One third of farmers in UK could be depressed: Poll

2021-10-14 21:42:12
One third of farmers in UK could be depressed: Poll

Over a third of farmers in Britain could be suffering from depression, according to a new survey of wellbeing in agriculture.

The survey by the University of Exeter and the Royal Agricultural Benevolent Institution (RABI) spoke to 15,000 people in UK farming and is thought to be the largest of its kind.

Female farmers reported particularly high levels of anxiety.

The causes of stress include financial pressure, physical pain, the Covid-19 pandemic, regulations and bad weather. Covid has disrupted supply chains and the availability of workers as people changed jobs or left the UK, putting pressure on farms.

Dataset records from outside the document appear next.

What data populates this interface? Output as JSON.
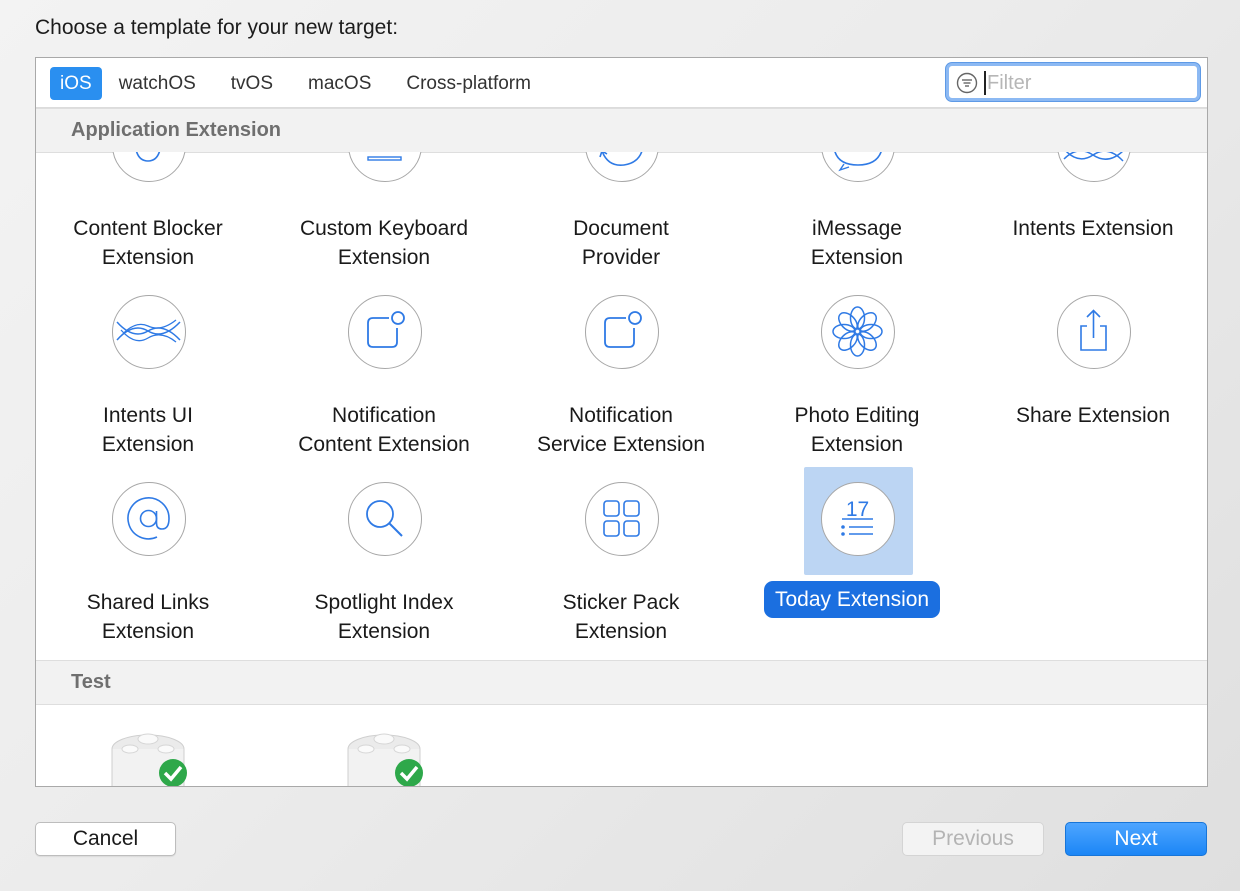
{
  "heading": "Choose a template for your new target:",
  "tabs": [
    "iOS",
    "watchOS",
    "tvOS",
    "macOS",
    "Cross-platform"
  ],
  "active_tab": "iOS",
  "filter": {
    "placeholder": "Filter",
    "value": ""
  },
  "sections": {
    "application_extension": {
      "title": "Application Extension",
      "items": [
        {
          "label": "Content Blocker\nExtension",
          "icon": "content-blocker-icon"
        },
        {
          "label": "Custom Keyboard\nExtension",
          "icon": "keyboard-icon"
        },
        {
          "label": "Document\nProvider",
          "icon": "document-provider-icon"
        },
        {
          "label": "iMessage\nExtension",
          "icon": "message-bubble-icon"
        },
        {
          "label": "Intents Extension",
          "icon": "intents-waves-icon"
        },
        {
          "label": "Intents UI\nExtension",
          "icon": "intents-waves-icon"
        },
        {
          "label": "Notification\nContent Extension",
          "icon": "notification-icon"
        },
        {
          "label": "Notification\nService Extension",
          "icon": "notification-icon"
        },
        {
          "label": "Photo Editing\nExtension",
          "icon": "photo-flower-icon"
        },
        {
          "label": "Share Extension",
          "icon": "share-icon"
        },
        {
          "label": "Shared Links\nExtension",
          "icon": "at-sign-icon"
        },
        {
          "label": "Spotlight Index\nExtension",
          "icon": "magnifier-icon"
        },
        {
          "label": "Sticker Pack\nExtension",
          "icon": "sticker-grid-icon"
        },
        {
          "label": "Today Extension",
          "icon": "today-calendar-icon",
          "selected": true,
          "icon_text": "17"
        }
      ]
    },
    "test": {
      "title": "Test"
    }
  },
  "buttons": {
    "cancel": "Cancel",
    "previous": "Previous",
    "next": "Next"
  },
  "colors": {
    "accent": "#1b6fe0",
    "selection_bg": "#bcd5f3",
    "icon_stroke": "#2f7ae5"
  }
}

The rise in extreme weather is also causing serious concern with 44% of people calling it a significant worry. Floods and periods of dry weather have caused serious problems for farmers in parts in the UK, including in Yorkshire and East Midlands in recent years.

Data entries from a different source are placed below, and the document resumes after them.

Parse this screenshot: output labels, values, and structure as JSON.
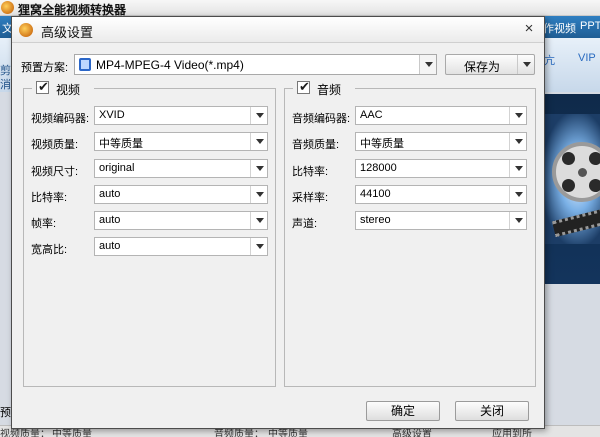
{
  "app": {
    "title": "狸窝全能视频转换器",
    "menu": [
      "文",
      "作视频",
      "PPT"
    ],
    "sidebar_glyphs": [
      "剪",
      "消"
    ],
    "toolbar_links": [
      "亢",
      "VIP"
    ],
    "left_preview_label": "预",
    "bottom_bar": [
      "视频质量：",
      "中等质量",
      "音频质量：",
      "中等质量",
      "高级设置",
      "应用到所"
    ]
  },
  "dialog": {
    "title": "高级设置",
    "close_glyph": "×",
    "preset": {
      "label": "预置方案:",
      "value": "MP4-MPEG-4 Video(*.mp4)",
      "save_as": "保存为"
    },
    "video": {
      "title": "视频",
      "checked": true,
      "check_glyph": "✔",
      "rows": [
        {
          "label": "视频编码器:",
          "value": "XVID"
        },
        {
          "label": "视频质量:",
          "value": "中等质量"
        },
        {
          "label": "视频尺寸:",
          "value": "original"
        },
        {
          "label": "比特率:",
          "value": "auto"
        },
        {
          "label": "帧率:",
          "value": "auto"
        },
        {
          "label": "宽高比:",
          "value": "auto"
        }
      ]
    },
    "audio": {
      "title": "音频",
      "checked": true,
      "check_glyph": "✔",
      "rows": [
        {
          "label": "音频编码器:",
          "value": "AAC"
        },
        {
          "label": "音频质量:",
          "value": "中等质量"
        },
        {
          "label": "比特率:",
          "value": "128000"
        },
        {
          "label": "采样率:",
          "value": "44100"
        },
        {
          "label": "声道:",
          "value": "stereo"
        }
      ]
    },
    "ok_label": "确定",
    "cancel_label": "关闭"
  }
}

Isolation and long hours also play a factor in poor wellbeing, and younger people reported higher levels of loneliness than across the general population.

"Mental health in agriculture is the elephant in the room. No-one really wants to talk about loneliness, anxiety or suicide but it's there. This report has emphasised the need for the whole farming community to tackle the issue and encourage farmers to take notice, open up and talk to each other," said Stephanie Berkeley from the Farm Safety Foundation.

About 472,000 people work in farming across the UK, according to the Department for Environment, Food and Rural Affairs (Defra).